Essere invasi. È questo il contenuto della paura, un fenomeno nuovo ed inatteso, l’incubo che si è materializzato di fronte alle nostre coste mal custodite.
Che significa esattamente? Su questo punto interviene Marc Augé: significa non avere la certezza dei confini ossia della propria identità ma, soprattutto, significa aver seppellito il futuro sotto il presente, non avere più speranza di futuro. Il suo libro “Futuro” è un classico come la definizione di nonluogo e nontempo. Il futuro non è memoria del passato. È la proiezione del se’ nelle future generazioni.
Julia Kristeva dal suo canto insiste: “Siamo stranieri a noi stessi, questo significa la paura dello straniero”.

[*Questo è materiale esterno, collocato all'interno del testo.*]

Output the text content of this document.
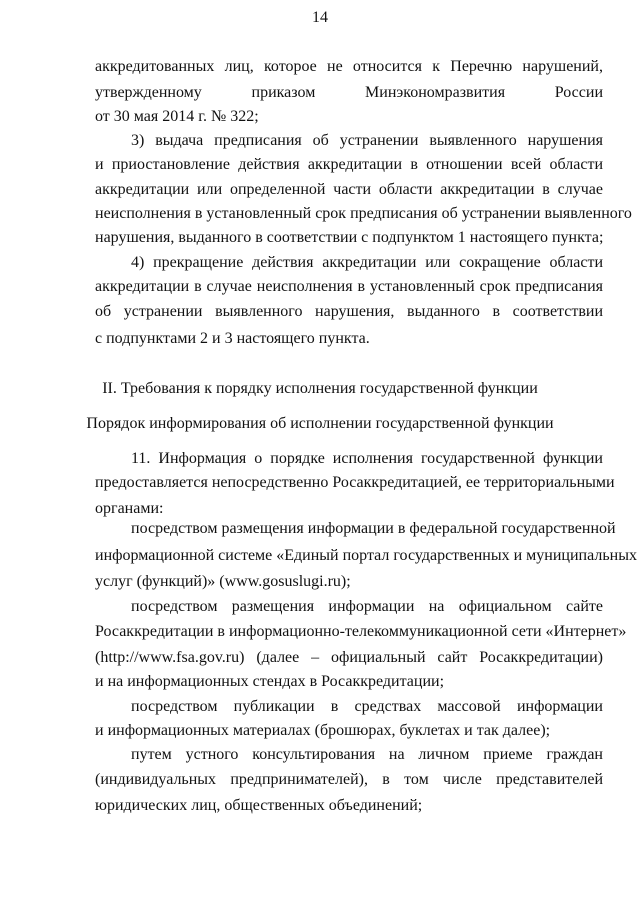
14
аккредитованных лиц, которое не относится к Перечню нарушений,
утвержденному приказом Минэкономразвития России
от 30 мая 2014 г. № 322;
3) выдача предписания об устранении выявленного нарушения
и приостановление действия аккредитации в отношении всей области
аккредитации или определенной части области аккредитации в случае
неисполнения в установленный срок предписания об устранении выявленного
нарушения, выданного в соответствии с подпунктом 1 настоящего пункта;
4) прекращение действия аккредитации или сокращение области
аккредитации в случае неисполнения в установленный срок предписания
об устранении выявленного нарушения, выданного в соответствии
с подпунктами 2 и 3 настоящего пункта.
II. Требования к порядку исполнения государственной функции
Порядок информирования об исполнении государственной функции
11. Информация о порядке исполнения государственной функции
предоставляется непосредственно Росаккредитацией, ее территориальными
органами:
посредством размещения информации в федеральной государственной
информационной системе «Единый портал государственных и муниципальных
услуг (функций)» (www.gosuslugi.ru);
посредством размещения информации на официальном сайте
Росаккредитации в информационно-телекоммуникационной сети «Интернет»
(http://www.fsa.gov.ru) (далее – официальный сайт Росаккредитации)
и на информационных стендах в Росаккредитации;
посредством публикации в средствах массовой информации
и информационных материалах (брошюрах, буклетах и так далее);
путем устного консультирования на личном приеме граждан
(индивидуальных предпринимателей), в том числе представителей
юридических лиц, общественных объединений;
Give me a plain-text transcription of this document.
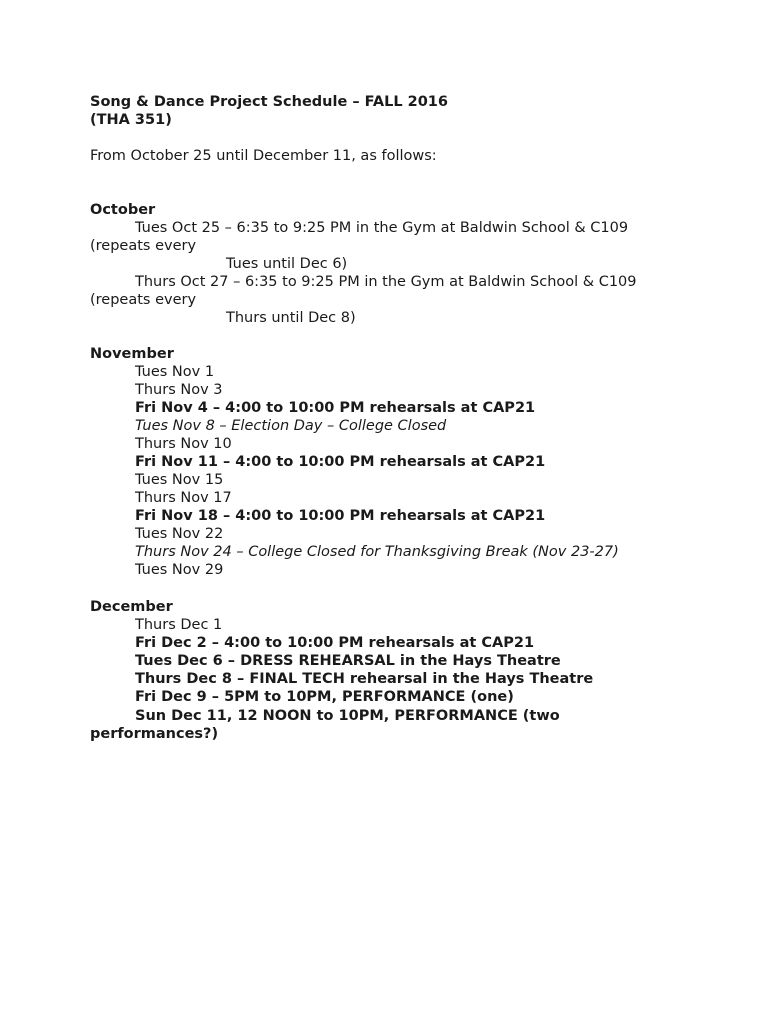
Song & Dance Project Schedule – FALL 2016
(THA 351)
From October 25 until December 11, as follows:
October
Tues Oct 25 – 6:35 to 9:25 PM in the Gym at Baldwin School & C109
(repeats every
Tues until Dec 6)
Thurs Oct 27 – 6:35 to 9:25 PM in the Gym at Baldwin School & C109
(repeats every
Thurs until Dec 8)
November
Tues Nov 1
Thurs Nov 3
Fri Nov 4 – 4:00 to 10:00 PM rehearsals at CAP21
Tues Nov 8 – Election Day – College Closed
Thurs Nov 10
Fri Nov 11 – 4:00 to 10:00 PM rehearsals at CAP21
Tues Nov 15
Thurs Nov 17
Fri Nov 18 – 4:00 to 10:00 PM rehearsals at CAP21
Tues Nov 22
Thurs Nov 24 – College Closed for Thanksgiving Break (Nov 23-27)
Tues Nov 29
December
Thurs Dec 1
Fri Dec 2 – 4:00 to 10:00 PM rehearsals at CAP21
Tues Dec 6 – DRESS REHEARSAL in the Hays Theatre
Thurs Dec 8 – FINAL TECH rehearsal in the Hays Theatre
Fri Dec 9 – 5PM to 10PM, PERFORMANCE (one)
Sun Dec 11, 12 NOON to 10PM, PERFORMANCE (two
performances?)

Ma, al di là dell’approfondimento psicologico, è da indagare il perché siamo così angosciati dall’esodo di massa che è sotto i nostri occhi.
Ho una mia teoria.
Noi non sopportiamo l’incognita del mondo composito che verrà, delle mescolanze di tradizioni e culture che inevitabilmente avrà luogo. In una parola non sopportiamo di contemplare la fine del nostro mondo e l’avvento di un mondo che non conosciamo e che certo sarà profondamente diverso.
S.Agostino, all’avvento dei barbari e alla caduta di Roma, fu profondamente angosciato da quella eclissi che sembrava impossibile, tuttavia nel celeberrimo Sermone sulla caduta di Roma, confortava i suoi dicendo che dal declino si vede l’avvento del futuro
Un futuro a noi sconosciuto ma che tuttavia esprime la continuità della vita e della storia.